After adding the include to slapd.conf, you did restart slapd?
When adding users via ldapadd, are you sure that there are no trailing spaces after "objectclass: qmailuser"?
If your problem still occurs, try posting an excerpt of the LDIF that fails, and your config.
Yes, I restarted slapd, and I have even rebooted the machine several times since but the problem remains. I am attaching four files in .txt format. The file new-attributes.txt contains the new attributes I added. This file was converted from .schema to .txt. The file new-object.text contains the new objects I added The file slapd.txt is my slapd.conf The file socotherm-africa.txt is the ldif file containing the new users I want to add to the database.

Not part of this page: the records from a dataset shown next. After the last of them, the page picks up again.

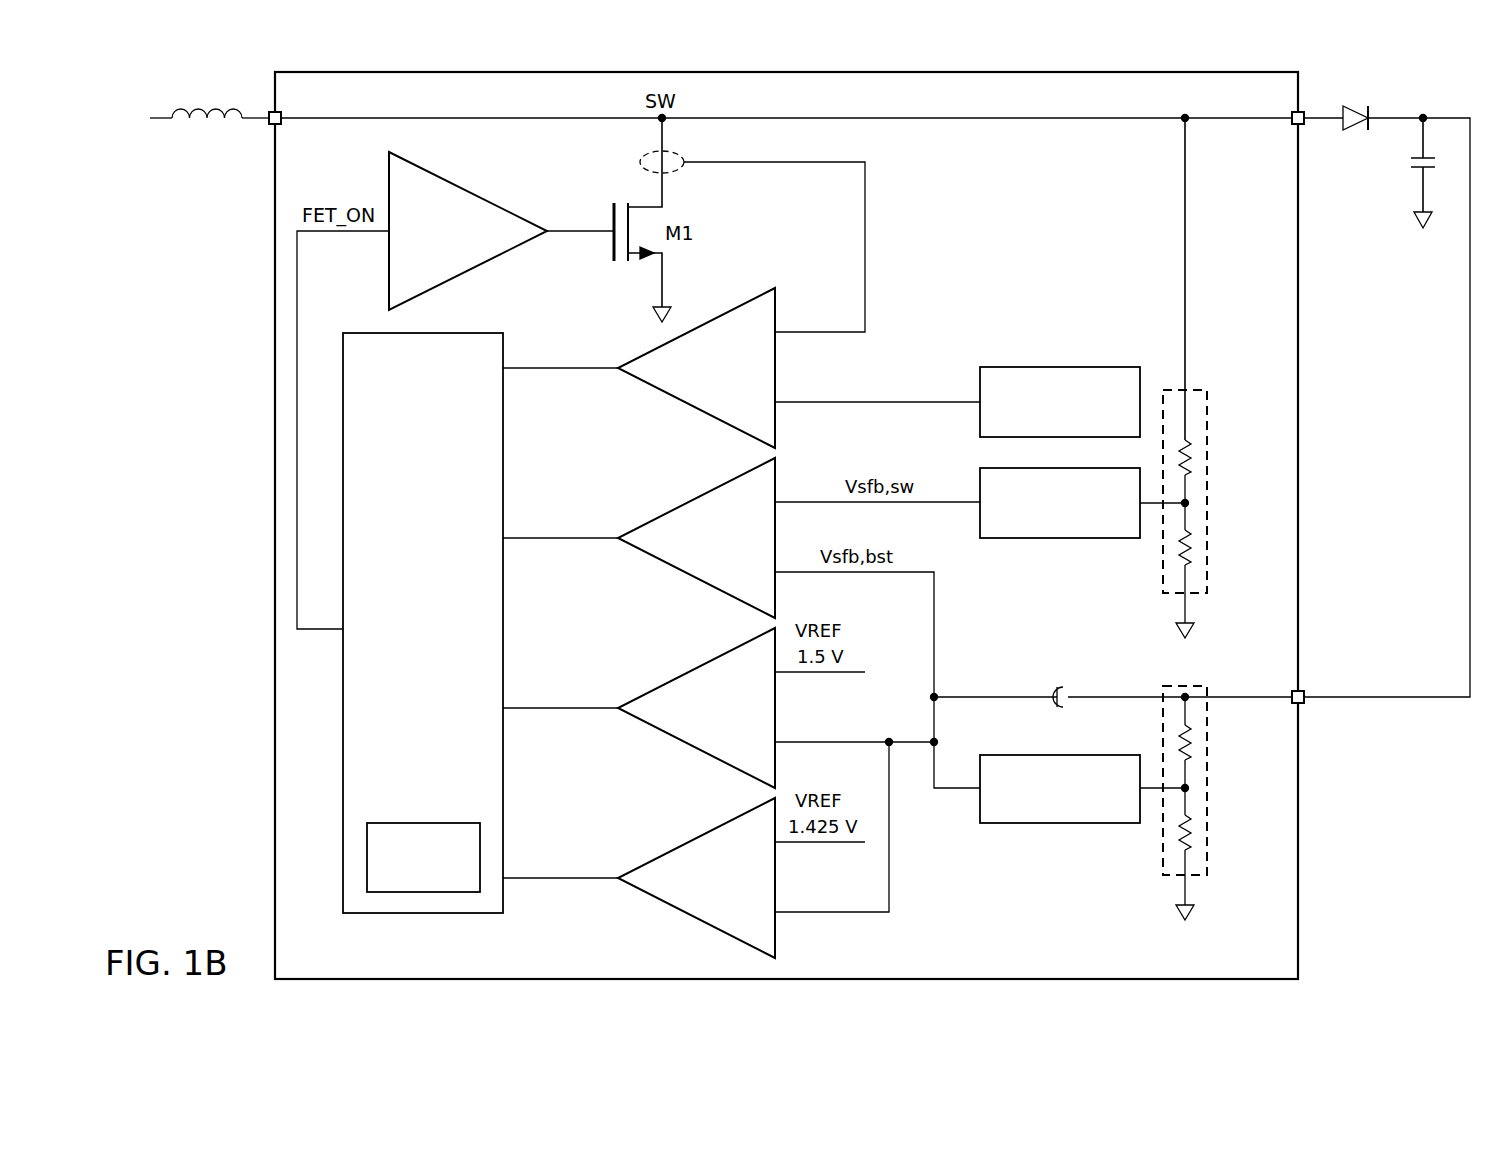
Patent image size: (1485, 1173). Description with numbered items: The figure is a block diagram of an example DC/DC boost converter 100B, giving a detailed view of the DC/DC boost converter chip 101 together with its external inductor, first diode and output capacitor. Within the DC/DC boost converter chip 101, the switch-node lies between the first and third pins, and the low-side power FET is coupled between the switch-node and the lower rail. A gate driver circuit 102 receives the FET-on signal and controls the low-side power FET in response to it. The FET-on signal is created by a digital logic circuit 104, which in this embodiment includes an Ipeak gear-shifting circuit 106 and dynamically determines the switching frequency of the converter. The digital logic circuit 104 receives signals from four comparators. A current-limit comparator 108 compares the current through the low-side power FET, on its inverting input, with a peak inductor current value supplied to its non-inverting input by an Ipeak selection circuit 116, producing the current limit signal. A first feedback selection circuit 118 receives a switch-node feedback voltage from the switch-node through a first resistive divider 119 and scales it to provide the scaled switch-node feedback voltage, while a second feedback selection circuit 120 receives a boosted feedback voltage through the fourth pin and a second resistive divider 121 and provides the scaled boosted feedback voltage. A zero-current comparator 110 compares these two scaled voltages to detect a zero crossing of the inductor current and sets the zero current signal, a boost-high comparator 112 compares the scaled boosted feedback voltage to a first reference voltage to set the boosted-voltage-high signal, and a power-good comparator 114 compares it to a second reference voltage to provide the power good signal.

The DC/DC boost converter 100B is at (1392, 926).
The DC/DC boost converter chip 101 is at (1304, 404).
The gate driver circuit 102 is at (470, 189).
The digital logic circuit 104 is at (403, 627).
The Ipeak gear-shifting circuit 106 is at (403, 868).
The current-limit comparator 108 is at (697, 407).
The zero-current comparator 110 is at (697, 577).
The boost-high comparator 112 is at (697, 747).
The power-good comparator 114 is at (697, 917).
The Ipeak selection circuit 116 is at (1060, 366).
The first feedback selection circuit 118 is at (1060, 539).
The first resistive divider 119 is at (1212, 477).
The second feedback selection circuit 120 is at (1060, 824).
The second resistive divider 121 is at (1212, 794).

The entries you're trying to add have these objectClasses:
objectClass: top objectClass: person objectClass: qmailuser objectClass: CourierMailAccount objectClass: inetOrgPerson objectClass: organizationalPerson
However, "person" and "qmailuser" are both structural objectClasses. You can only have one structural objectClass per object. You should probably adapt qmailUser and courierMailAccount to be structural...
Note that a confusing side effect of objectClass inheritance (inetOrgPerson extends organizationalPerson which extends person, etc) is that seemingly several structural objectClasses appear in a single entry. This is in effect just one objectClass, the lowermost in the inheritance chain.